Hey all, been a while, I know, but here's an update:

Timeless was very kind and helpful and took the DC66 in for warrantied repair. There was a small issue with the repair, which they immediately corrected. The watch is now running perfectly, and I plan on keeping it dry.


----------



## Cocas (Jul 7, 2015)

It's either overrated or the water-resistant o-ring is broken.

But chronograph watch is never a good water resistant watch.


----------



## StufflerMike (Mar 23, 2010)

Cocas said:


> It's either overrated or the water-resistant o-ring is broken.
> 
> But chronograph watch is never a good water resistant watch.


As OP already posted in Oct 2017 the gaskets were replaced by Timeless.


----------



## prolost (Feb 15, 2016)

stuffler said:


> As OP already posted in Oct 2017 the gaskets were replaced by Timeless.


Gaskets were replaced after the flooding, but prior to that the watch had been sent back to Damasko for factory service, due to a hand misalignment. So when I took it in the water, the watch was fresh from its factory service.


----------



## CM HUNTER (May 16, 2011)

It's like when someone uses a Submariner as a dress watch. A pilot chronograph got some moisture in it after not only a swim but a trip to a hot tub and there's a mystery about how such a thing could happen. I don't think Scooby and the gang are needed for this one.

A great vacation day/date watch is an SKX.


----------



## sky4 (Oct 28, 2016)

CM HUNTER said:


> It's like when someone uses a Submariner as a dress watch. A pilot chronograph got some moisture in it after not only a swim but a trip to a hot tub and there's a mystery about how such a thing could happen. I don't think Scooby and the gang are needed for this one.
> 
> A great vacation day/date watch is an SKX.


hot tub and a swim is definitely worst case scenario, but I'd expect 99.9% of damasko chronos to take that with no leakage. he had a bad seal.


----------



## Psalty (Jun 18, 2017)

The temperature differential had better not be enough to explain the problem. I had a Rollie Sub that I wore everywhere, hot showers, you name it. One day I got on an airplane, set the watch, and when the plane landed I noticed the crystal had fogged. No shower, no hot then cold, just a little pressure change. Seal failure.

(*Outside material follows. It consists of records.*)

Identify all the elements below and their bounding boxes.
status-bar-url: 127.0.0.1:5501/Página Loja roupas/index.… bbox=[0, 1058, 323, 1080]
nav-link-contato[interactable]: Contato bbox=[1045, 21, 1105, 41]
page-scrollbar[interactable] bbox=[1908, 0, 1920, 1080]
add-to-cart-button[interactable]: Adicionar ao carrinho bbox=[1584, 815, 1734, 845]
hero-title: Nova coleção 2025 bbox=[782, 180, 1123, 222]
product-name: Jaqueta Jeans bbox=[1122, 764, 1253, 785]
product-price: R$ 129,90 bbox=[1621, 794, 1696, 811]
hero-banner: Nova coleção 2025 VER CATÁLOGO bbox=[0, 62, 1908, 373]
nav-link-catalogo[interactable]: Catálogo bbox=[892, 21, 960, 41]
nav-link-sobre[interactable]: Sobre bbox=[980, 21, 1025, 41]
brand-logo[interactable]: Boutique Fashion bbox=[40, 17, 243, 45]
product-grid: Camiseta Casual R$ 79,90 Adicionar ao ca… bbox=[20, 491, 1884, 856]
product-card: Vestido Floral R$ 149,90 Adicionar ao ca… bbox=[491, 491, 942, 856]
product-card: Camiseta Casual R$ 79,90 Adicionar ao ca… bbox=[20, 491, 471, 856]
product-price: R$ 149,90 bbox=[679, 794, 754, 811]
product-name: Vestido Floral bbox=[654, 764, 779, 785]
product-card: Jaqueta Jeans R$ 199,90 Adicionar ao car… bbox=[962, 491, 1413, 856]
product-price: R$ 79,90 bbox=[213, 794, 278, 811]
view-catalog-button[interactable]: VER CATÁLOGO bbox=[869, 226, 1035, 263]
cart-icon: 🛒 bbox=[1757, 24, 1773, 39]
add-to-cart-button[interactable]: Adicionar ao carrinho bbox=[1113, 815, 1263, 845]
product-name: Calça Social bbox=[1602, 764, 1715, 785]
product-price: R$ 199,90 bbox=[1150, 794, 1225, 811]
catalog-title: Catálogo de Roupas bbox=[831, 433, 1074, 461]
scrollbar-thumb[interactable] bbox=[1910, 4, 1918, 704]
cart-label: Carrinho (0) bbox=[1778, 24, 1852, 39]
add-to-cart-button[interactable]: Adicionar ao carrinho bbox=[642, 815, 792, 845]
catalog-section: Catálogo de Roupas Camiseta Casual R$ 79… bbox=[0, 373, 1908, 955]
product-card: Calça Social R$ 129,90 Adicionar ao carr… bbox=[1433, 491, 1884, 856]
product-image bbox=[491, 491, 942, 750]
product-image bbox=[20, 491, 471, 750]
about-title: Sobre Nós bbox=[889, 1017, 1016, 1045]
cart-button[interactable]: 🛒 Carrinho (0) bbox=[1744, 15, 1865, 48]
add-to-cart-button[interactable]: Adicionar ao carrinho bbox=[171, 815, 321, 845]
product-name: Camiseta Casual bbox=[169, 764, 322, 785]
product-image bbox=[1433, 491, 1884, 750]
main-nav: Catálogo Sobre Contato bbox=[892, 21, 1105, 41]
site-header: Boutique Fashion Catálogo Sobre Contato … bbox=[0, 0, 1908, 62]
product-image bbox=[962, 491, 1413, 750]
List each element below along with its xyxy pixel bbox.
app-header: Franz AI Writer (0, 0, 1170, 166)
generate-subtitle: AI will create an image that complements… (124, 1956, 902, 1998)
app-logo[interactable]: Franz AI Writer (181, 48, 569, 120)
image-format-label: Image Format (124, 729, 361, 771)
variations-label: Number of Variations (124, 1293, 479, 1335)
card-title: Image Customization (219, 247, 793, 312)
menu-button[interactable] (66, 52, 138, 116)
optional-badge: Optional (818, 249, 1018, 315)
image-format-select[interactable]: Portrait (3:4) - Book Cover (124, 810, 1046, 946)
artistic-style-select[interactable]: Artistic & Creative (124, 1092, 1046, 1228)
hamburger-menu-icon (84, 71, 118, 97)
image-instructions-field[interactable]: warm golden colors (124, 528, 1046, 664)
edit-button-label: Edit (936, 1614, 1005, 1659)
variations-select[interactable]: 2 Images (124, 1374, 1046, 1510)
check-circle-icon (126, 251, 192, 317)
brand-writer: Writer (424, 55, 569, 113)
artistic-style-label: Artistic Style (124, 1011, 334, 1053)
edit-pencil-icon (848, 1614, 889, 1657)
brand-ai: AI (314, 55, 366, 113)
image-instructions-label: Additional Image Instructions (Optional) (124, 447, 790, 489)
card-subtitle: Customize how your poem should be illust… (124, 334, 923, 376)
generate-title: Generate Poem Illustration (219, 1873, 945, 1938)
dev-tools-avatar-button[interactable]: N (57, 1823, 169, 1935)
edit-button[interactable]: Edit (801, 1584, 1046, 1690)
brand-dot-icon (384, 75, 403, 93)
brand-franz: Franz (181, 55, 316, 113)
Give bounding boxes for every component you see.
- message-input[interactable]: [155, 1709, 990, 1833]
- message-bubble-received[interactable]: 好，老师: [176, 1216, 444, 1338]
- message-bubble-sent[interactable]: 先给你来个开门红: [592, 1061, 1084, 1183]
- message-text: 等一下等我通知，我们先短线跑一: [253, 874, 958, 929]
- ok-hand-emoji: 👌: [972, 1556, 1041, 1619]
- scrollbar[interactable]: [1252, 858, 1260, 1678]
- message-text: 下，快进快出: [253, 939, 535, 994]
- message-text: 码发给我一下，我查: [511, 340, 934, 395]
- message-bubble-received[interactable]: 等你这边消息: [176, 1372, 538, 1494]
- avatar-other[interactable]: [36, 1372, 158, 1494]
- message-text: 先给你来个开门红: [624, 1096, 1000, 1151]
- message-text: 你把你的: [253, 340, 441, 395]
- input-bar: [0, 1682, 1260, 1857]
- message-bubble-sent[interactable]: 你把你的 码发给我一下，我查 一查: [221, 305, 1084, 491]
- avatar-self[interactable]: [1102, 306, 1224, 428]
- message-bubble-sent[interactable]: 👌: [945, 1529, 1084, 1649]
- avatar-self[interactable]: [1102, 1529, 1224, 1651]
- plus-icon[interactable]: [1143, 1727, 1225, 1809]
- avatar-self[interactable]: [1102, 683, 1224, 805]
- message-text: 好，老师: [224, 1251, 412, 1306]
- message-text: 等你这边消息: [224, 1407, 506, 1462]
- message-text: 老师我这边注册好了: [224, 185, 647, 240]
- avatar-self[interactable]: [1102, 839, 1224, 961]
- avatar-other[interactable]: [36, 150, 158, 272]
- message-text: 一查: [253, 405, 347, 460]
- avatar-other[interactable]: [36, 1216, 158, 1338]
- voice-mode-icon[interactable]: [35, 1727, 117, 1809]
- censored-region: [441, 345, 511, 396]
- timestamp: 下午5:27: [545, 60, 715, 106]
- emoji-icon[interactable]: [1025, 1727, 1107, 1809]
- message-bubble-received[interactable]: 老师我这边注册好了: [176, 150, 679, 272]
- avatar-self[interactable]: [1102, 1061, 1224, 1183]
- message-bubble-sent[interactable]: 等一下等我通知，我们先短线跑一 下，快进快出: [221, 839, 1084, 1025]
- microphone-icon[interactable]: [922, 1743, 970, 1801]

This business of avoiding hot water - I mean, you may not want to boil it, but if your body can take it, I'm sure the watch can.


----------



## Psalty (Jun 18, 2017)

double post. BTW, how does one delete a post? Edit shows that possibility but I can't find a way to do it.


----------



## nodnar (Oct 7, 2016)

sky4 said:


> hot tub and a swim is definitely worst case scenario, but I'd expect 99.9% of damasko chronos to take that with no leakage. he had a bad seal.


Indeed, there's another thread where Damasko said hot tubbing in Iceland would be no problem. 
https://www.watchuseek.com/f810/bou...6-trip-iceland-4553411-2.html#/topics/4553411

Sent from my iPhone using Tapatalk


----------



## sky4 (Oct 28, 2016)

nodnar said:


> Indeed, there's another thread where Damasko said hot tubbing in Iceland would be no problem.
> https://www.watchuseek.com/f810/bou...6-trip-iceland-4553411-2.html#/topics/4553411
> 
> Sent from my iPhone using Tapatalk


I'm guessing OP's watch had a seal that was nicked or slightly out place and it was able to pass pressure testing, but hot/cold cycles etc moved it enough that a leak was caused.

Even with the best equipment .... happens. I'm a big fan of not opening watches unnecessarily. same with using the crown. the less you screw with it the less chance of a seal being damaged.


----------